What made Aspire Black Suffolk different to other engagement initiatives in the heritage and cultural sector, is that it was not led by Ipswich Museum. As a member of the local Black community I led the programme with the museum's support.


Their support came in the form of support from the exhibition curators (we're now great friends) from the perspective as experienced museum curatorial and engagement professionals. They joined fortnightly Zoom meetings with the Aspire network of people - in fact, it Aspire became a local cultural movement.


The museum submitted and managed an Arts Council application which resulted in finding of more than £20,000. I contributed to the application with the support of the community.


Aspire also received funding from DanceEast, county councillors and Sizewell C.


At this point Aspire was an informal network of people, but I established it as a community interest company to deliver the local your of Power of Stories in autumn 2021.


Because Aspire was led by the community member, the trust that developed was deeper than could have been possible if led by an heritage organisation. Why? Well, there was no filter when we discussed issues between the community and local authorities (not just a local problem of course), which arose during planning conversations.


Our conversations were open and honest, and very importantly, healing.


Aspire Black Suffolk was much more than an engagement exercise; it built on pre-existing community activity, forged new relationships, and empowered the community. It provided a platform which showcased Black talent and skills which had been long overlooked by local cultural institutions and authorities.


Never before had local Black organisations received arts funding of this kind, and never before had they been positioned in a way which attracted so much regional and national press attention. This was my intention to provide this opportunity, and it so happened that it helped break footfall records for Power of Stories.


Of course it was closely connected to Power of Stories, but together, the exhibition and Aspire provided an empowering opportunity for many people, which will be talked about for years to come.


Here's the evaluation for Power of Stories in Ipswich. And below are testimonies from community members regarding Aspire.


 I think having such a big high profile project drew in the community and gave Aspire Black Suffolk a voice to advocate for people. The project has given us a network and supported us. It might have taken a longer time to get there [but] the museum really helped to connect the dots. It has also given us space and a platform to share ideas and thoughts.

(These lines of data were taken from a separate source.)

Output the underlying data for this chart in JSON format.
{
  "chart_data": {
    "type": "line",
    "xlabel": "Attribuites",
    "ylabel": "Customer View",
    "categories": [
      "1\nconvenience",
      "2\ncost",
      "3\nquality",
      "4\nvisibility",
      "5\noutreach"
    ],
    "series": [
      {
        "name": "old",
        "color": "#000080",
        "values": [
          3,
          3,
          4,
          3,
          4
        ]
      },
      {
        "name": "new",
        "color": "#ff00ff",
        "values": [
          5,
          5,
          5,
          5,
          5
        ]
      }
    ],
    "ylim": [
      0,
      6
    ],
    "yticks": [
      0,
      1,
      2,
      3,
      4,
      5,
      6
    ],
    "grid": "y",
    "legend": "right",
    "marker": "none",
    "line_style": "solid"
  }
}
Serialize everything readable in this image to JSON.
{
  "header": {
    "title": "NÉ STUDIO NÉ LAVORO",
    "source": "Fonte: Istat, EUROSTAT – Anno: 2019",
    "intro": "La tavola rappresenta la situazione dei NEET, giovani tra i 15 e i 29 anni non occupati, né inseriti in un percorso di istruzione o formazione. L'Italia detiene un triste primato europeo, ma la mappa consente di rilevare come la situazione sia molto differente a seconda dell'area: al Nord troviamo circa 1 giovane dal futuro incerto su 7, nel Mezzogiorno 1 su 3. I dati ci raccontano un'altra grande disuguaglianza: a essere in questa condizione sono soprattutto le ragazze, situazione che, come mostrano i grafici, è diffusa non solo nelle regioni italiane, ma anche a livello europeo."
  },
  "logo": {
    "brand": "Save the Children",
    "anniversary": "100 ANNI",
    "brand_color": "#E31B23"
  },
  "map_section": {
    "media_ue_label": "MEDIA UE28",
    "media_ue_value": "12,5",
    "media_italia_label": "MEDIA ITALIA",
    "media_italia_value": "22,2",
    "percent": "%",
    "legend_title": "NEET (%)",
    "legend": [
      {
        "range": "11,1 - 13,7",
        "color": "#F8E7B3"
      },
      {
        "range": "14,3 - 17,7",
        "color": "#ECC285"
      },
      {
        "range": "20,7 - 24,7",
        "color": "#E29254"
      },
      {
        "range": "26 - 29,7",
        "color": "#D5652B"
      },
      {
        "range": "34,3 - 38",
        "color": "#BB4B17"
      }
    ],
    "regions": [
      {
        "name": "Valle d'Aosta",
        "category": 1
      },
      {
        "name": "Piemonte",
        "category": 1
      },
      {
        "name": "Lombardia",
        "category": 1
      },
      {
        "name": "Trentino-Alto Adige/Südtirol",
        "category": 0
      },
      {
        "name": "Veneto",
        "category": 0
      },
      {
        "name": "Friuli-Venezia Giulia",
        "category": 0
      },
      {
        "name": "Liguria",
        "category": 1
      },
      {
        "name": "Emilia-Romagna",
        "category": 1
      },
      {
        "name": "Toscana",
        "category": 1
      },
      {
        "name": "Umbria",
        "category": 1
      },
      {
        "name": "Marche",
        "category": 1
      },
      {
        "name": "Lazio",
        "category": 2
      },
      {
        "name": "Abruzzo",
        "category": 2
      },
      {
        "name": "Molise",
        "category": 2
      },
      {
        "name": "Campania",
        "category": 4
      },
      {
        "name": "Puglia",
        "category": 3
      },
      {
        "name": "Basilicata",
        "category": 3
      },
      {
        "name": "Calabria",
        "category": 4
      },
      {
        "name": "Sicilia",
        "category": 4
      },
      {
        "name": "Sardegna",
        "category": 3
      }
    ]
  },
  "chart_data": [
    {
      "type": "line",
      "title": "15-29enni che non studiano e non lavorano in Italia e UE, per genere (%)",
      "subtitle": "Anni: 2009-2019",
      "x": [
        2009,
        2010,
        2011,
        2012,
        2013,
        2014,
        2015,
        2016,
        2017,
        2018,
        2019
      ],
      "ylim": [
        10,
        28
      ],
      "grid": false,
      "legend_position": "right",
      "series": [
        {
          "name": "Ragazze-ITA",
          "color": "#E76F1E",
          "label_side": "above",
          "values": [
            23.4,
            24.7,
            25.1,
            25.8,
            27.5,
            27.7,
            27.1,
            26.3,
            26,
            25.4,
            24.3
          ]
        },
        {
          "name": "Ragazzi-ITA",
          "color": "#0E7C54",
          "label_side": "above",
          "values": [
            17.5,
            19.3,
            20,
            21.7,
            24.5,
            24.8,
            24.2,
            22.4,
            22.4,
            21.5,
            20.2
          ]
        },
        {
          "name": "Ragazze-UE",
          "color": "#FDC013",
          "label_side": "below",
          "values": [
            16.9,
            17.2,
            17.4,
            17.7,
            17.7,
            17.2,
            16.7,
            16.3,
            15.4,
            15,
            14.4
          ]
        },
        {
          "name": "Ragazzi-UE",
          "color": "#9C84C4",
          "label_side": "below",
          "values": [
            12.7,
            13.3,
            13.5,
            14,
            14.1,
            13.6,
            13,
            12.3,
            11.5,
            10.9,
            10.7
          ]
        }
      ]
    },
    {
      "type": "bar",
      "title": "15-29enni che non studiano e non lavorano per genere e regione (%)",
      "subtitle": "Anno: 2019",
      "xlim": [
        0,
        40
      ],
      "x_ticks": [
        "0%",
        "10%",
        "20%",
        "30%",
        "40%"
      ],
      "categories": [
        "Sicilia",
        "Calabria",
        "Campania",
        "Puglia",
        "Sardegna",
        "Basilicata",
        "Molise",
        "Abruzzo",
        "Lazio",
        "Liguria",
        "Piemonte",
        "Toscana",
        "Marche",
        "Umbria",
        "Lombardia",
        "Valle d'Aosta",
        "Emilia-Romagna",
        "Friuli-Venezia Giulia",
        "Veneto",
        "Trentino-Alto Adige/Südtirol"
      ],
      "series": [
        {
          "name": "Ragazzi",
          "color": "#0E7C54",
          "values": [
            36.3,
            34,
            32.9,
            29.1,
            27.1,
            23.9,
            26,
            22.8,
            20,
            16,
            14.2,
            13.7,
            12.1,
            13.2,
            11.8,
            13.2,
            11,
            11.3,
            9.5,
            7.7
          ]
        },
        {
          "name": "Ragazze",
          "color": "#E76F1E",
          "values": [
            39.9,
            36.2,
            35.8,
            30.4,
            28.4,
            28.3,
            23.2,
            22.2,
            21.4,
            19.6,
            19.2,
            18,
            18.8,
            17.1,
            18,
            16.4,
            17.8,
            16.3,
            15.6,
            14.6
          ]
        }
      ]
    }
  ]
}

And the report's case study:



Download and read the PDF of the graphic below.


Case Study from Power of Stories Report
.
Download • 1.71MB




After delivering the Power of Stories tour in Suffolk, through Aspire Black Suffolk CIC (with thanks to the support from Arts Council England, Suffolk County Council, the Association for Suffolk Museums, Moyse's Hall Museum, the Food Museum, and Britten Pears Arts), I stepped down as a director of the organisation.


Aspire still exists as an organisation, and I focus on my own work in consulting clients in inclusive engagement, outreach, storytelling and communications. It's a new area of work, which is very much needed. Leaving Aspire was a difficult and sad decision, as it had been my baby. Nonetheless, I had personal responsibilities to focus on, and cultural project funding don't always provide a sustainable income. Th funding landscape has bever been so competitive.


Although it's important to acknowledge past generosity of Suffolk County Council and other funders who backed other Aspire projects, including a Black history education book created in partnership with local museums.